主なメリットは、期間をずらしながら予測値を計算するため、最新のデータを反映しやすいことです。

ただし、計算対象とする時系列データの分布が広く、外れ値(極端にずれている値)があると、有効な分析結果を得られません。この場合は外れ値を除外して計算するか、別の計算方法を検討するとよいでしょう。

移動平均法は平均の取り方が3種類ある

移動平均法で平均を取る方法は3種類あります。

需要予測のような未来の数値を予測する分析では、「現在」より先のデータが存在しないため、主に用いられるのは後方移動平均です。また、直近のデータをもとに予測を立てられることからも、後方移動平均は有効であるといえます。

そのため、まずは簡単に需要予測をしてみたい、という場合は後方移動平均をとるのがおすすめです。

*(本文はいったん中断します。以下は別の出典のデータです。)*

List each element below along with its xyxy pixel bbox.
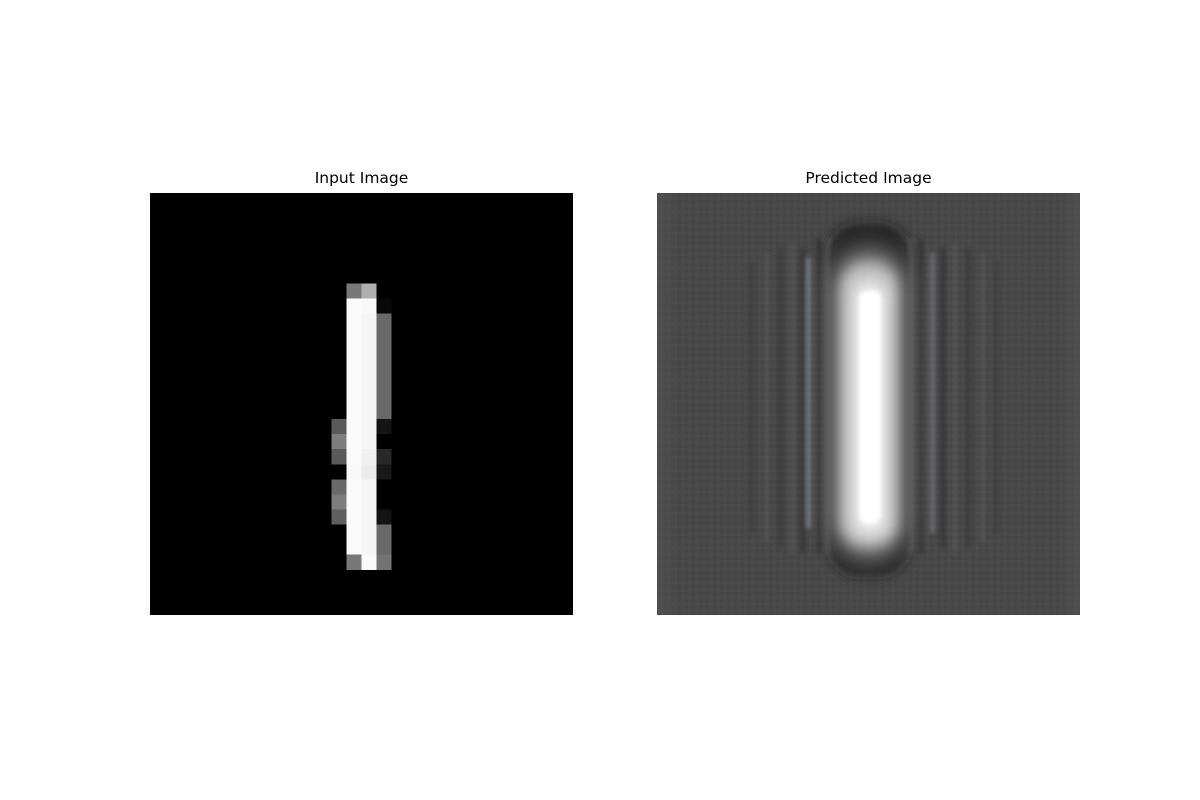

ただし、予測モデルが確立されている場合や、長期的な売上の推移を把握したい場合には、「前方移動平均」「中央移動平均」も活用できます。以下のメリット、デメリットを踏まえて、適切な計算方法を用いましょう。

メリット デメリット
前方移動平均
  • 未来のトレンド予測がしやすい
  • 予測モデルが無いと計算できない
  • 過去のデータが反映されない
後方移動平均
  • 直近の過去データを反映できる
  • 平滑化効果が低く、外れ値の影響を受けやすい
中央移動平均
  • 外れ値の影響を受けにくい
  • トレンドの変化を捉えやすい
  • 他の方法に比べて計算が複雑になる
  • 直近の過去データの反映が遅れる

需要予測における移動平均法の活用例

需要予測で移動平均法を活用する例として、以下が挙げられます。

【飲食店における来客数の予測例】

  • 分析対象とする時系列データ:過去1ヶ月の来客数(日別)
  • 移動平均法を使った計算方法:来客数(日別)の平均を取る
  • 計算で得られる結果:翌日における来客数の予測データ

飲食店において来客数は仕入れや仕込みの量を左右する重要な数値です。移動平均法で来客数を予測することで、どのくらいの注文が発生するかを予測しやすくなり、廃棄ロスの軽減につなげられるでしょう。

【小売店における必要在庫数の予測例】

  • 分析対象とする時系列データ:過去3ヶ月の商品別の売上個数
  • 移動平均法を使った計算方法:商品別の売上個数(月別)の平均を取る
  • 計算で得られる結果:翌月における商品別の必要在庫数の予測データ

小売店において、商品別に売上個数の予測をおこなうと過剰在庫を減らしやすくなります。また、適正在庫を予測できれば欠品によるチャンスロスも防げるでしょう。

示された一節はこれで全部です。